Melancholie in Zeiten der anbrechenden Globalisierung.
Erzählung über die Liebe. 10 Wochen, 10 Folgen.
Text und Fotos: Vito Avantario
Teil I
Hamburg, Januar 2016.
Ihr Gesicht war aus seiner Erinnerung verschwunden. Er entsann ihren sanften Blick, die Farbe ihrer Iris aber kannte er nicht mehr. Er erinnerte ihr Lachen, die Farbe ihrer Lippen hätte er aber nicht mehr nennen können. Er hatte die Form ihrer geschwungenen Nasenflügel, der zu großen Ohrläppchen, ihrer kindlichen Lücke zwischen den Schneidezähnen wie Fotostudien in einer eigens für sie eingerichteten Kammer seiner Gedankenwelt abgelegt. Messerscharf erinnerte er einzelne Partien ihres Gesichts, doch sie zu einem Ganzen zusammenzufügen, war er nicht in der Lage.
Er nahm eine Blechkiste aus dem Regal seiner Kammer. Darin lagerte er eine vertrocknete Rose, deren Schutzfolie den Aufkleber eines Geschäfts vom Flughafen in Sao Paolo trug. Einen Glücksbringer – ein Glockenspiel mit japanischen Schriftzeichen, die er nicht lesen konnte. Dazu 34 Briefe und Postkarten in brasilianischer Sprache und unzählige Fotos, die sie gemeinsam zeigten.
Ihr Gesicht nun wieder vor Augen, versuchte er sich ihre Stimme ins Bewusstsein zu holen, die er damals, wenn sie gemeinsame Pläne schmiedeten, auf die Echtheit des Klangs überprüfte. Doch so sehr er sich auch bemühte, es gelang ihm nicht. Kein Laut, auch kein Geruch, kein Geschmack, kein Gefühl. Nichts war in seiner bewussten Erinnerung geblieben.
„happy birthday – ilenia@hotmail.com“. Mehr hatte sie in dem Telegramm nicht geschrieben, das nun auf dem Schreibtisch seines Büros vor ihm lag.
Scheibe um Scheibe glaubte er sie sich seit dem Tag ihrer letzten Begegnung vor zwanzig Jahren in Sao Paulo von der Seele geschält zu haben. Jetzt wusste er, er hatte sie samt aller Erinnerungen, die er mit ihr verband, offensichtlich bloß in sich versenkt. Begraben war die Angelegenheit offenbar nicht.

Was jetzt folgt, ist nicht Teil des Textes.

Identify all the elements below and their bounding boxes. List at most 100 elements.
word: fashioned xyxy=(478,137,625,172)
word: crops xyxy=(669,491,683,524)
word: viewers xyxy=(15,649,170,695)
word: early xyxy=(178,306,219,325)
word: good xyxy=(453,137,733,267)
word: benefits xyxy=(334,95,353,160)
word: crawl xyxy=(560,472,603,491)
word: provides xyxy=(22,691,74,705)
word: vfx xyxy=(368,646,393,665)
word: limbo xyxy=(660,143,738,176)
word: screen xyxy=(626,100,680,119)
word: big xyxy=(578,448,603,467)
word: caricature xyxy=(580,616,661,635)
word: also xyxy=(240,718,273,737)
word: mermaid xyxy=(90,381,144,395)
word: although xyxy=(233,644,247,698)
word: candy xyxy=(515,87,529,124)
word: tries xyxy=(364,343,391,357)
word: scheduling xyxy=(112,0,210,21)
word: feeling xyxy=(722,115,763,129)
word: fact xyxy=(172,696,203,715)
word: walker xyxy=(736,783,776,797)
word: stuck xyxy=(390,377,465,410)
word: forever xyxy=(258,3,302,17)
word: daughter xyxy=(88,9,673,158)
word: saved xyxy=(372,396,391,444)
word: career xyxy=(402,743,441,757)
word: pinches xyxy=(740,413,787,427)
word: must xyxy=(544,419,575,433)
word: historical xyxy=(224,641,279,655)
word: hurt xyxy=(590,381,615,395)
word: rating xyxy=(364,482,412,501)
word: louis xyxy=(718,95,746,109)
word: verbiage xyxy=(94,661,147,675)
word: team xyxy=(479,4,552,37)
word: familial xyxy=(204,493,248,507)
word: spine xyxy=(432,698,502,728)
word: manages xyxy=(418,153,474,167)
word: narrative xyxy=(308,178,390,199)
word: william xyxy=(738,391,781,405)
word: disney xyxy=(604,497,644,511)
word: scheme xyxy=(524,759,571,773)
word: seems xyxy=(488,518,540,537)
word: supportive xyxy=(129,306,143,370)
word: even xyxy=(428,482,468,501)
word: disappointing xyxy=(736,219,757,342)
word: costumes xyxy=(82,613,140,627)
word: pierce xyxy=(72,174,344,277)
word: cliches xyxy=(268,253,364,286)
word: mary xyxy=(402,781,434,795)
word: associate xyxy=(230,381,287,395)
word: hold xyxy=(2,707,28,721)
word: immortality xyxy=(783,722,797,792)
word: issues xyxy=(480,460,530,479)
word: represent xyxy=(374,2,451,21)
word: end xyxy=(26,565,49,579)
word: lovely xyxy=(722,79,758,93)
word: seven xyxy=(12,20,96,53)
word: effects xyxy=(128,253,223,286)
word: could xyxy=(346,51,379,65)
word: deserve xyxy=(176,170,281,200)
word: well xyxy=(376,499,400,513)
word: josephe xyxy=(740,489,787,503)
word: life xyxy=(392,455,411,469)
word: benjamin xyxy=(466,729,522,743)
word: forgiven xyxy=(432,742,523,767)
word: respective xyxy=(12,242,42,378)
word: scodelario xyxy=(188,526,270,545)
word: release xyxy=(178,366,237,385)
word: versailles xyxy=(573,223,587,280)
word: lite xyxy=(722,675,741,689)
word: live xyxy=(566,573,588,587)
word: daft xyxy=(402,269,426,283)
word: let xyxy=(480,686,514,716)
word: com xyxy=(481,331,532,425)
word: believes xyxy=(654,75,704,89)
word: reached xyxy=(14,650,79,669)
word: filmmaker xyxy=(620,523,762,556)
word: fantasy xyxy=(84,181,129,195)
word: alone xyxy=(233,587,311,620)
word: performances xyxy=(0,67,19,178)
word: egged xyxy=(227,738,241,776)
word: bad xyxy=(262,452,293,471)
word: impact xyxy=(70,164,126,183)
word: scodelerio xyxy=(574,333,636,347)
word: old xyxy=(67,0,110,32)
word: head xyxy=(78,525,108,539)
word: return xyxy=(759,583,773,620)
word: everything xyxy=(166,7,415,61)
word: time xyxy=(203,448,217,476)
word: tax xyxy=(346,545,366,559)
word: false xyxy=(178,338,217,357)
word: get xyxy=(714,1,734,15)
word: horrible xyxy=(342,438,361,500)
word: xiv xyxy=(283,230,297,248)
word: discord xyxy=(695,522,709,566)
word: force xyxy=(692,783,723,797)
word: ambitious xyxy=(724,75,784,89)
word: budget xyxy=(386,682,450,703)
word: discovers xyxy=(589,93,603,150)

Binnen weniger Momente stieß seine Haut erneut diese Symptome aus, die er aus der Zeit nach ihrer Trennung kannte. Sein Kopf juckte, seine Finger schwollen, an seiner Hüfte sprossen Flechten. Er blickte noch einmal auf das Telegramm und Minute um Minute tauchte jetzt langsam Bild für Bild dieser vergangenen Liebe aus seiner Erinnerung an der Oberfläche auf (…).